Hey Mabel effect
n. Feelings of surprise, shock, and delight caused by certain situations, scenes, or news.
Examples
1999
With hundreds of carnivalesque pages, these catalogues score high on what television programmers term the 'Hey Mabel' effect—'Hey Mabel, you can use Liquid-Plumr and Tylenol to build a bomb!'
—Albert Mobilio, “The Criminal Within,” Harper's Magazine, March 01, 1999
1993 (earliest)
One of Mr. Dunn's early ideas resulted in "The Strippers," the newspaper's front-page article on a Sunday last month. The News had bought a 1985 Honda, parked it on a New York City street, and had its photographers watch. By the fourth day of the vigil, car strippers had reduced it to a bucket of bolts that was a "curbside blight and barely resembling a vehicle."

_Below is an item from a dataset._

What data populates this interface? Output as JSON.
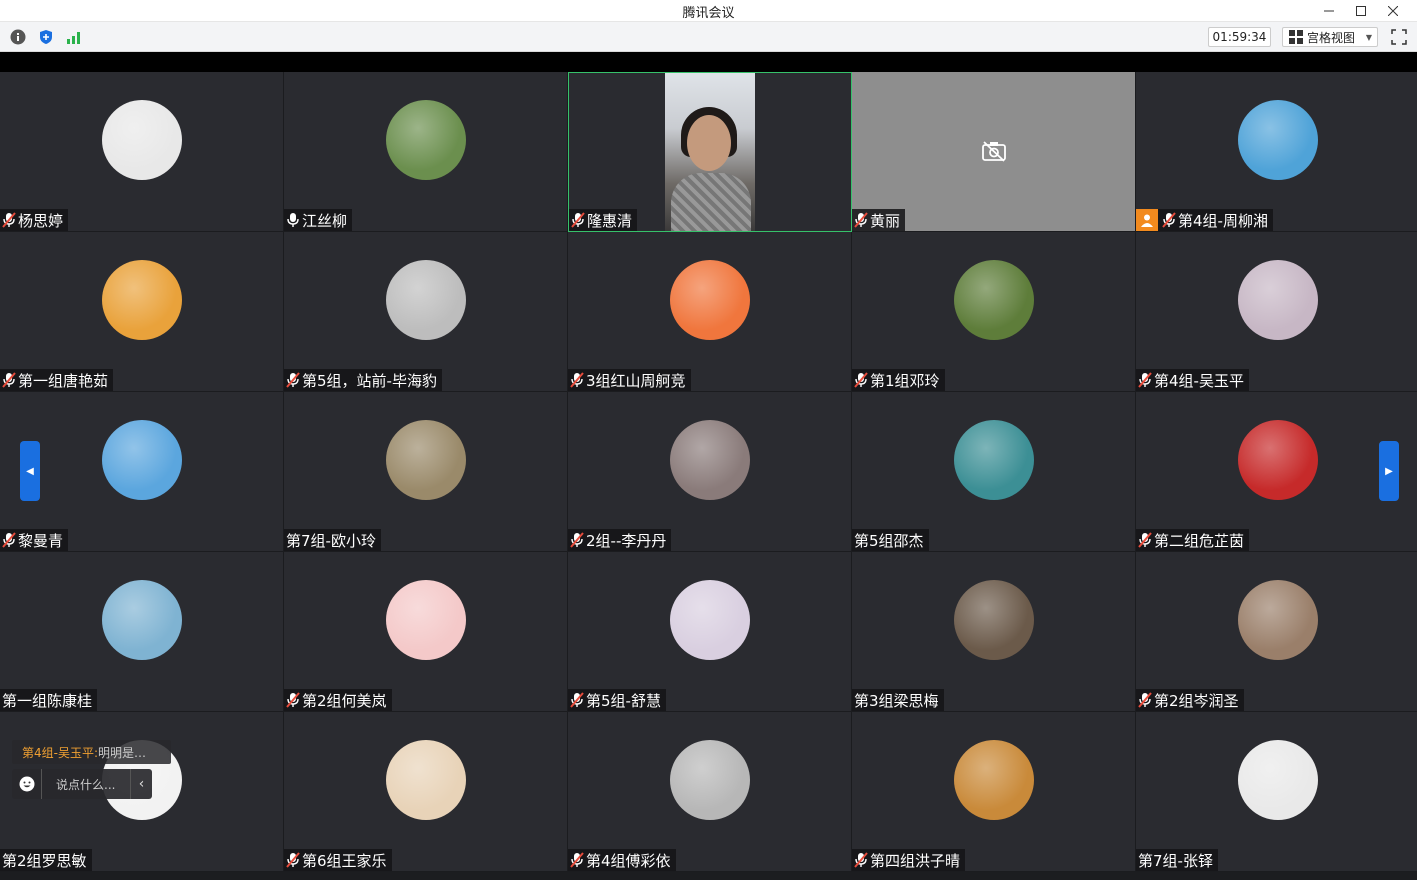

That, Mr. Dunn said, was the kind of "hey, Mabel" article (as in "Hey, Mabel, look at this!") that The News must present.
—William Glaberson, “Daily News Is Turning a Gamble Into a Rebirth,” The New York Times, November 01, 1993
Notes
The phrase "Hey Mabel" is most often used as an adjective — for example, a Hey Mabel story — where it describes something sensational or controversial that people will want to point out to others. (A variation is Hey Martha.)